Digital Twin Technologies, AI, & Automation
"3rd Annual Internet of Manufacturing is a very important conference for the construction and support of the industrial the ecosystem. It’s a great pleasure to come and compare new ideas and projects and to meet with and discover new suppliers and manufacturers."
With AI, machine learning, robotics, advanced and edge analytics, now putting North American manufacturers ahead of the rest, it is important that the industry meets to understand in a peer-to-peer setting.
In the build up to Internet of Manufacturing South 2019 – taking place on the November 19-20, 2019 at Omni Dallas Hotel at Park West, TX – our team caught up with Arnie Kravitz the CTO of Advanced Robotics for Manufacturing (ARM), to discuss the key questions about Digital Twin Technologies, AI, & Automation and its benefit for manufacturers.
What are your views on Digital Twin technologies? How do you think they will affect manufacturers’ operations in the future?
We are big advocates of digital twinning; a first reason is better visualization of the material flow through a line and during a process, especially the physical aspect of material and equipment handling and motion, and then to optimize the line. As issues are discovered in the material handling, the twin is a great tool to coming to a better understanding of what is causing the issue and exploring the advantages and intricacies of various solutions.
What automation technologies are you currently employing? How have they benefited your business?
We use some of our members’ tool suites. They are key to the operation of our testing and prototyping facility, which is a place to shake out a robotic work cell prior to line incorporation for revenue production. We always start with the digital twin model to better understand the requirements and the kinematics of the robot and material motion. We then use it to generate a baseline of the robots operational programming (fined tuned in the physical) and to better visualize the process and investigate ways to shake out issues and streamline the process. As issues are discovered in the physical work cell, we use the twin to trouble shoot the issue and explore fixes and other solutions.

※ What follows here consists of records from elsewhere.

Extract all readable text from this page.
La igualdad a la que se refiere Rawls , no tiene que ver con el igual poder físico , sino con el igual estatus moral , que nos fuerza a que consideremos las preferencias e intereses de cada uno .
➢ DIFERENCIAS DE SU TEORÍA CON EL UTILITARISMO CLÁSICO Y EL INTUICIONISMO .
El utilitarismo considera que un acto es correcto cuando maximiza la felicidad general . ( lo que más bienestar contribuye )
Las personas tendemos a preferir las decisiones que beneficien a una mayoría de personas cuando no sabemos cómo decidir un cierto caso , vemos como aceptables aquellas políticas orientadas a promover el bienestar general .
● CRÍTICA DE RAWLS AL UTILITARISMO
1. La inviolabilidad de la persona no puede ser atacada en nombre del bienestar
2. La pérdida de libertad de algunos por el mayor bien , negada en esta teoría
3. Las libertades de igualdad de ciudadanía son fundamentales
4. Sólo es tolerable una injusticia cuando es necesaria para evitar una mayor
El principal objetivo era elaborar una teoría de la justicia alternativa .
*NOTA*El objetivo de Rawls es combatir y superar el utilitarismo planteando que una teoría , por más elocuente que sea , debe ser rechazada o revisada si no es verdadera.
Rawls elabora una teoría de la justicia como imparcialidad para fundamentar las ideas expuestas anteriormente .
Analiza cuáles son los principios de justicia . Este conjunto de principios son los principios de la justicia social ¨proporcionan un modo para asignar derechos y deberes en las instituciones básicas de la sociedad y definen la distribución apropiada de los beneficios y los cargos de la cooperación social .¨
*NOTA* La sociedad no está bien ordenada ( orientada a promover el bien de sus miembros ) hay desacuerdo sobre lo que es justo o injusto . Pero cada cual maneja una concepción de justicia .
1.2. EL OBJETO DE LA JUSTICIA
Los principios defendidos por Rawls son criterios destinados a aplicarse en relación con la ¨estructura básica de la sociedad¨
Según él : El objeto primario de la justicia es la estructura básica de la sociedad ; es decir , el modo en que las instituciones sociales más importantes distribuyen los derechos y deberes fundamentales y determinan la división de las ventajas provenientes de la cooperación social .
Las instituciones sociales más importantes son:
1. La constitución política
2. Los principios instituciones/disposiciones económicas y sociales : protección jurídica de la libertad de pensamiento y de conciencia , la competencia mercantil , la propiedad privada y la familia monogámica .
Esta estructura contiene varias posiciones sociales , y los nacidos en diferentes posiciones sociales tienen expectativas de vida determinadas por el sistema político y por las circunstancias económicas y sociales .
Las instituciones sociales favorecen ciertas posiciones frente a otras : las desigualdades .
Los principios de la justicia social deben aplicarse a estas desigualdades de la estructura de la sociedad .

How are you deploying AI and Machine Learning in your business? How did you introduce these technologies to you team?
As an institute, we fund projects that develop the technology for robotic manufacturing operations spanning from supply chain and logistics AGVs and robots, fabrication robots of all kinds, and warehousing and delivery AGVs and Robots. Our AI and machine learning focus areas include AGV Simultaneous location and mapping (SLAM) algorithms with object ID and tracking, advisor robots for QA (defect decisions), PMO robotic aids for metrics and data collection and analysis, vision understanding, and edge-based AI for vision-based collision avoidance/path planning, and manipulator motion control /path planning (for example, applications such as putting a twist lid on a bottle are very difficult for a robot).